1. Pushing You Through College
At Arizona State University, the eAdvisor system uses student data to aid in course sign-ups, major fulfillment, and even syllabus personalization. eAdvisor looks at high school interests and previous coursework to suggest classes and majors but, if you fail a course or dump a prereq, eAdvisor will crack the whip sending you an “off-track” notification and, in some cases, require you to change majors. The program wants you to graduate so badly that it also works with test scores and backlog data to custom-tailor math courses.
2. Shooting More Hoops
Big data company, Ayasdi, presented a new theory on the basic mechanics of basketball all based upon their data visualization software. Apparently there are 13 positions in basketball, not 5, and players should be designated as ‘shooting ball handlers’ or ‘scoring rebounders’ if a coach wants to maximize points. Move over Moneyball.
3. Nagging You About Your Health
Products like Fitbit Tracker and Zeo Sleep log your meals, your footsteps, and even your sleep cycles to give you big data on a micro-level. With info on how many steps you should climb Monday to what you should order tonight for dinner, these fitness trackers even wake you up at the right time every morning. Thanks, Mom…
4. Monitoring the Popularity of Spaghetti in Uganda
The data visualization project, FoodMood, sorts through tweets for food references, searches for positive and negative words, then uses the tweet’s geo-locations to create a world map of ‘food sentiment.’ Apparently Dutch people love their pancakes but French toast totally bums Algerians out.

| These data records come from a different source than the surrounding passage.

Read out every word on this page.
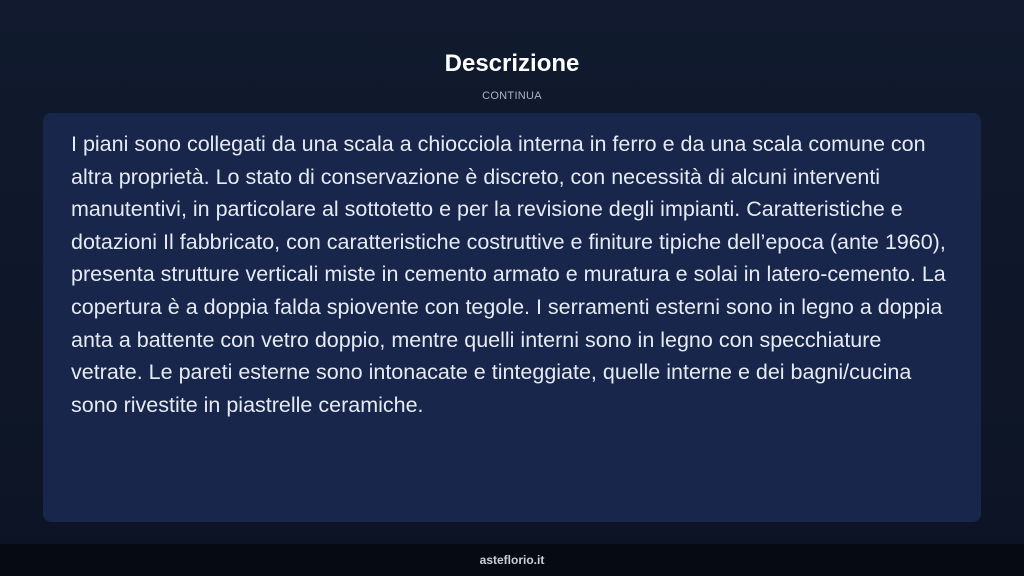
Descrizione
CONTINUA

I piani sono collegati da una scala a chiocciola interna in ferro e da una scala comune con altra proprietà. Lo stato di conservazione è discreto, con necessità di alcuni interventi manutentivi, in particolare al sottotetto e per la revisione degli impianti. Caratteristiche e dotazioni Il fabbricato, con caratteristiche costruttive e finiture tipiche dell’epoca (ante 1960), presenta strutture verticali miste in cemento armato e muratura e solai in latero-cemento. La copertura è a doppia falda spiovente con tegole. I serramenti esterni sono in legno a doppia anta a battente con vetro doppio, mentre quelli interni sono in legno con specchiature vetrate. Le pareti esterne sono intonacate e tinteggiate, quelle interne e dei bagni/cucina sono rivestite in piastrelle ceramiche.

asteflorio.it
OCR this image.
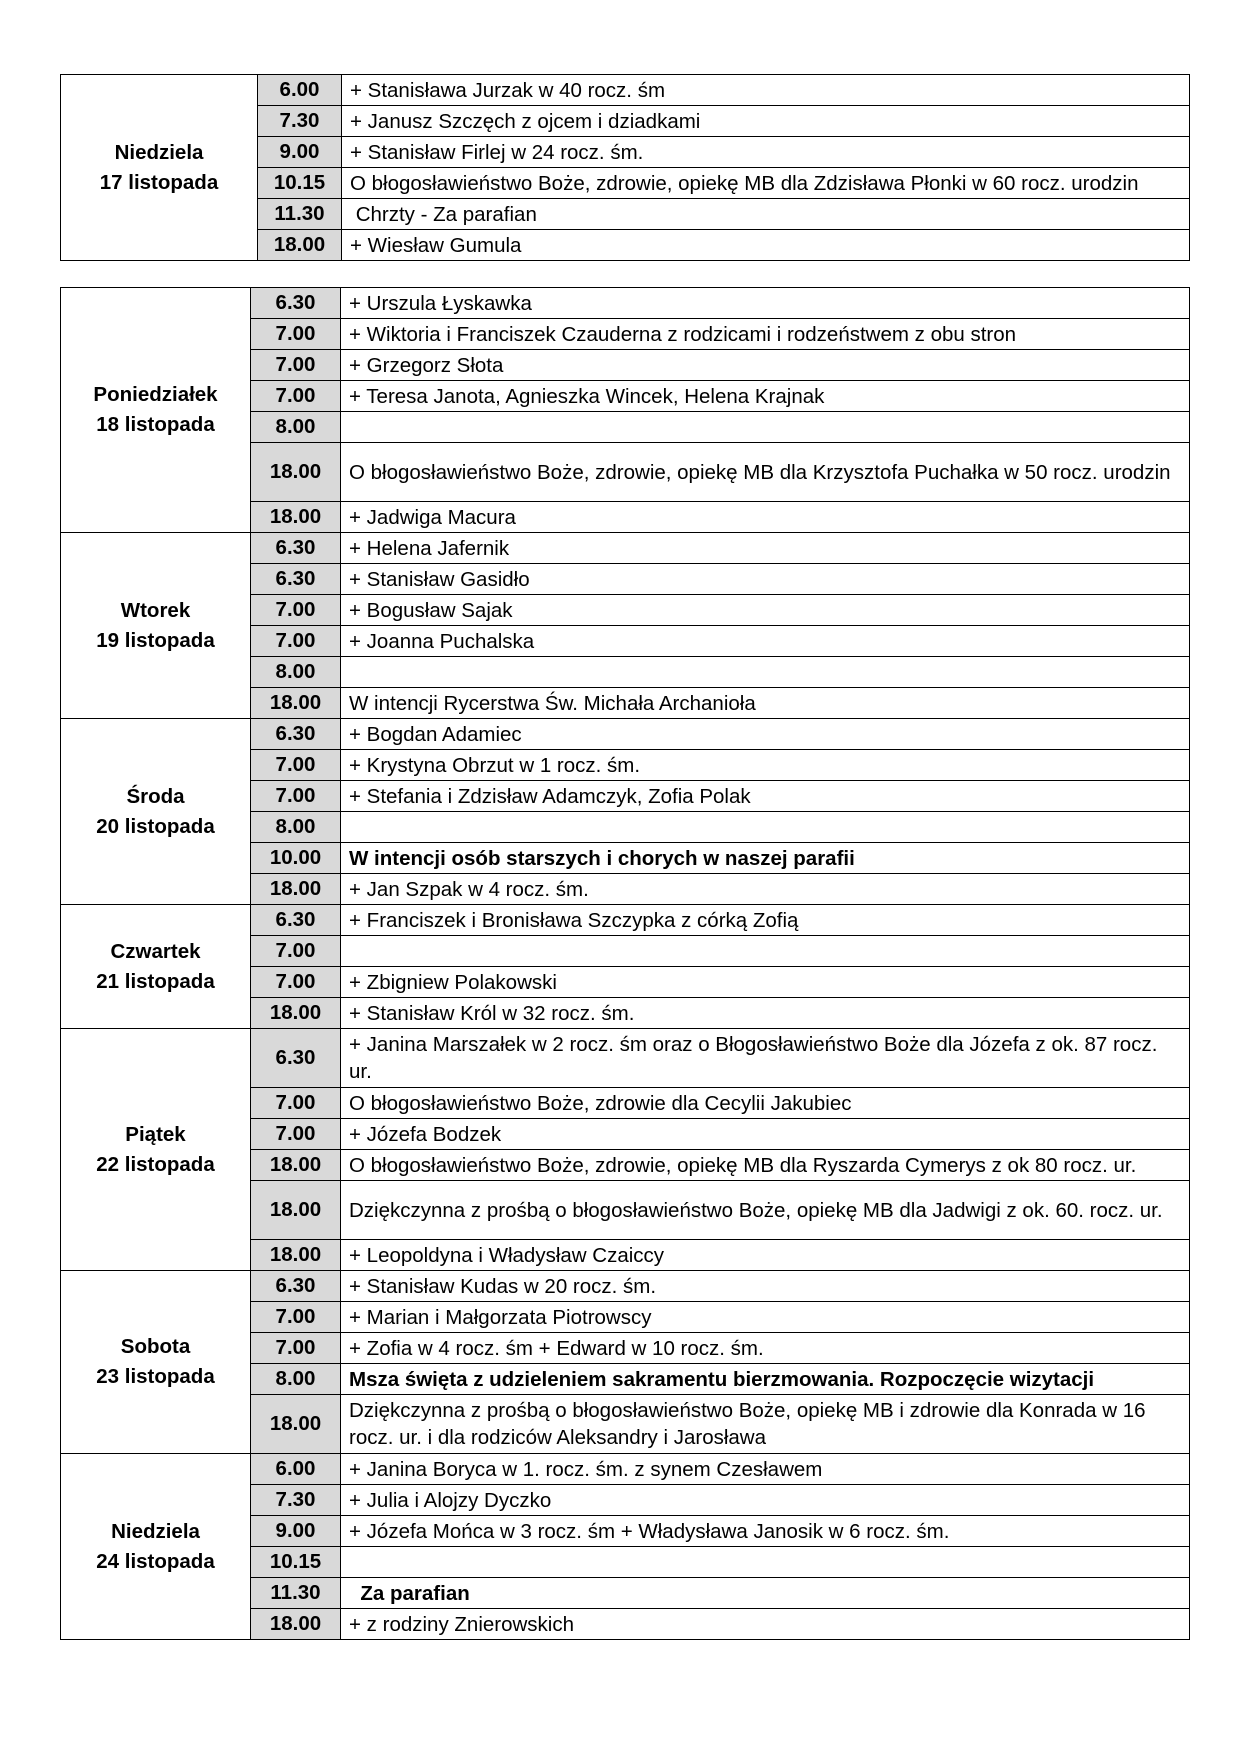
Niedziela
17 listopada	6.00	+ Stanisława Jurzak w 40 rocz. śm
	7.30	+ Janusz Szczęch z ojcem i dziadkami
	9.00	+ Stanisław Firlej w 24 rocz. śm.
	10.15	O błogosławieństwo Boże, zdrowie, opiekę MB dla Zdzisława Płonki w 60 rocz. urodzin
	11.30	Chrzty - Za parafian
	18.00	+ Wiesław Gumula
Poniedziałek
18 listopada	6.30	+ Urszula Łyskawka
	7.00	+ Wiktoria i Franciszek Czauderna z rodzicami i rodzeństwem z obu stron
	7.00	+ Grzegorz Słota
	7.00	+ Teresa Janota, Agnieszka Wincek, Helena Krajnak
	8.00	
	18.00	O błogosławieństwo Boże, zdrowie, opiekę MB dla Krzysztofa Puchałka w 50 rocz. urodzin
	18.00	+ Jadwiga Macura

Wtorek
19 listopada	6.30	+ Helena Jafernik
	6.30	+ Stanisław Gasidło
	7.00	+ Bogusław Sajak
	7.00	+ Joanna Puchalska
	8.00	
	18.00	W intencji Rycerstwa Św. Michała Archanioła

Środa
20 listopada	6.30	+ Bogdan Adamiec
	7.00	+ Krystyna Obrzut w 1 rocz. śm.
	7.00	+ Stefania i Zdzisław Adamczyk, Zofia Polak
	8.00	
	10.00	W intencji osób starszych i chorych w naszej parafii
	18.00	+ Jan Szpak w 4 rocz. śm.

Czwartek
21 listopada	6.30	+ Franciszek i Bronisława Szczypka z córką Zofią
	7.00	
	7.00	+ Zbigniew Polakowski
	18.00	+ Stanisław Król w 32 rocz. śm.

Piątek
22 listopada	6.30	+ Janina Marszałek w 2 rocz. śm oraz o Błogosławieństwo Boże dla Józefa z ok. 87 rocz. ur.
	7.00	O błogosławieństwo Boże, zdrowie dla Cecylii Jakubiec
	7.00	+ Józefa Bodzek
	18.00	O błogosławieństwo Boże, zdrowie, opiekę MB dla Ryszarda Cymerys z ok 80 rocz. ur.
	18.00	Dziękczynna z prośbą o błogosławieństwo Boże, opiekę MB dla Jadwigi z ok. 60. rocz. ur.
	18.00	+ Leopoldyna i Władysław Czaiccy

Sobota
23 listopada	6.30	+ Stanisław Kudas w 20 rocz. śm.
	7.00	+ Marian i Małgorzata Piotrowscy
	7.00	+ Zofia w 4 rocz. śm + Edward w 10 rocz. śm.
	8.00	Msza święta z udzieleniem sakramentu bierzmowania. Rozpoczęcie wizytacji
	18.00	Dziękczynna z prośbą o błogosławieństwo Boże, opiekę MB i zdrowie dla Konrada w 16 rocz. ur. i dla rodziców Aleksandry i Jarosława

Niedziela
24 listopada	6.00	+ Janina Boryca w 1. rocz. śm. z synem Czesławem
	7.30	+ Julia i Alojzy Dyczko
	9.00	+ Józefa Mońca w 3 rocz. śm + Władysława Janosik w 6 rocz. śm.
	10.15	
	11.30	Za parafian
	18.00	+ z rodziny Znierowskich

FoodMood presents the Netherlands
5. Monitoring Everything Else
The ‘Human Face of Big Data’ project has released a mobile app that collects data on basically everything imaginable, from food to movement to personality to beliefs. Take a picture of dessert and the app knows you had a 300-calorie red velvet cupcake. Answer some questions about yourself, your family, dating, dreams, habits, superstitions and you can see how other people match up with you. You can even find your very own brown-haired, agnostic, Skittles-loving Data Doppelganger on the other side of the earth.